Alzheimer’s affects one in eight people over 65, and there have been few successes at treating or preventing it. Check out this study that suggest activating the brain’s cannabinoid receptors may slow brain degradation and dementia.
Findings: Cannabidiol (CBD), marijuana’s primary non-psychoactive cannabinoid, may also block the formation of the plaques in the brain believed to bring on Alzheimer’s.
Study: Cannabidiol: A Promising Drug for Neurodegenerative Disorders? (2009)
http://onlinelibrary.wiley.com/doi/10.1111/j.1755-5949.2008.00065.x/full
Location: University of Naples, Naples, Italy.
This review summarized growing evidence indicating an emerging role for CBD in the prevention and management of many main neurodegenerative disorders. CBD, in fact, resulted in being able to protect neuronal and nonneural cells against several detrimental insults, such as β-amyloid or 6-hydroxydopamine and glutamate, which are considered to be the basis of degenerative disorders.
The protective effects of CBD have been evidenced in several animal models of neurodegeneration, and very interestingly, important clinical trials have confirmed the potential pharmacological activity of CBD in the management of clinical symptoms and the slow-down of the progression of a variety of pathologies, including AD, MS, PD, and ASL.

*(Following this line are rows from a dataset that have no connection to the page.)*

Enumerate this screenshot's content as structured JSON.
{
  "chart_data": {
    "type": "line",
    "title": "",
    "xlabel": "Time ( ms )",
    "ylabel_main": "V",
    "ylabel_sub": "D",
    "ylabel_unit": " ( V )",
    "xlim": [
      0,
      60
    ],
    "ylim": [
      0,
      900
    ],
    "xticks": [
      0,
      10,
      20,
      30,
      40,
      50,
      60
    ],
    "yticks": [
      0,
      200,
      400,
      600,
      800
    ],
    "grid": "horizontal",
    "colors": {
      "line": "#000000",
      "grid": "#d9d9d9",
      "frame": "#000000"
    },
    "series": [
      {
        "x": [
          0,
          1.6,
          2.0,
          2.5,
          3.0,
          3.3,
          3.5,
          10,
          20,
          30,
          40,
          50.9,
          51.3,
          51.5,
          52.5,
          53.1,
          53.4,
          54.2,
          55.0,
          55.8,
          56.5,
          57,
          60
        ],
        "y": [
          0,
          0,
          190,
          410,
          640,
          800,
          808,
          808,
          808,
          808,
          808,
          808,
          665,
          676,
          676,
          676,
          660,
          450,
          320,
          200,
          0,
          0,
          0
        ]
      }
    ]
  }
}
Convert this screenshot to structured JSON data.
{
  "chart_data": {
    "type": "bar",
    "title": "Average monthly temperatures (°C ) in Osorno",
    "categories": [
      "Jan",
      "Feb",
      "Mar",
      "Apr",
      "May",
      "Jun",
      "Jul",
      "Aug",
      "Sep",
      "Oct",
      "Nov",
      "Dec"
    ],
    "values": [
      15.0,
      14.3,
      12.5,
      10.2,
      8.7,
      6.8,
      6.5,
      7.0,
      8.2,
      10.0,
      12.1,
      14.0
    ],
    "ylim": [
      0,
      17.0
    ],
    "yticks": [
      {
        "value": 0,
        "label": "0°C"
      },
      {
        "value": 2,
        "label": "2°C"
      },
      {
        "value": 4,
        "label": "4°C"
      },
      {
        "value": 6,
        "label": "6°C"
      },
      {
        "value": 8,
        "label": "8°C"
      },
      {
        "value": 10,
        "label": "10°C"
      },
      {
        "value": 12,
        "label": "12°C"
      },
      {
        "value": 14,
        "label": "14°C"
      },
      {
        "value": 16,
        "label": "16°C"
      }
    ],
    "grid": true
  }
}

Unfortunately, despite CBD promising therapeutic value, the actual mechanism responsible for its action remains elusive. Although its antioxidant structure is evident, it would be limited to restrict all CBD actions to a simple antioxidant mechanism, since CBD has revealed to possess not only an effectiveness higher than that of the classical antioxidant compounds but also some special activity unfamiliar to them. In fact, in almost all the clinical studies performed, CBD has strongly enhanced the effects of THC, underlining that at least some biological and clinical action is stoutly linked to the enhancement of endocannabinoid and endovanilloid signaling system.
Nevertheless, among Cannabis compounds, cannabidiol – which lacks any unwanted psychotropic effect – may represent a very promising agent with the highest prospect for therapeutic use.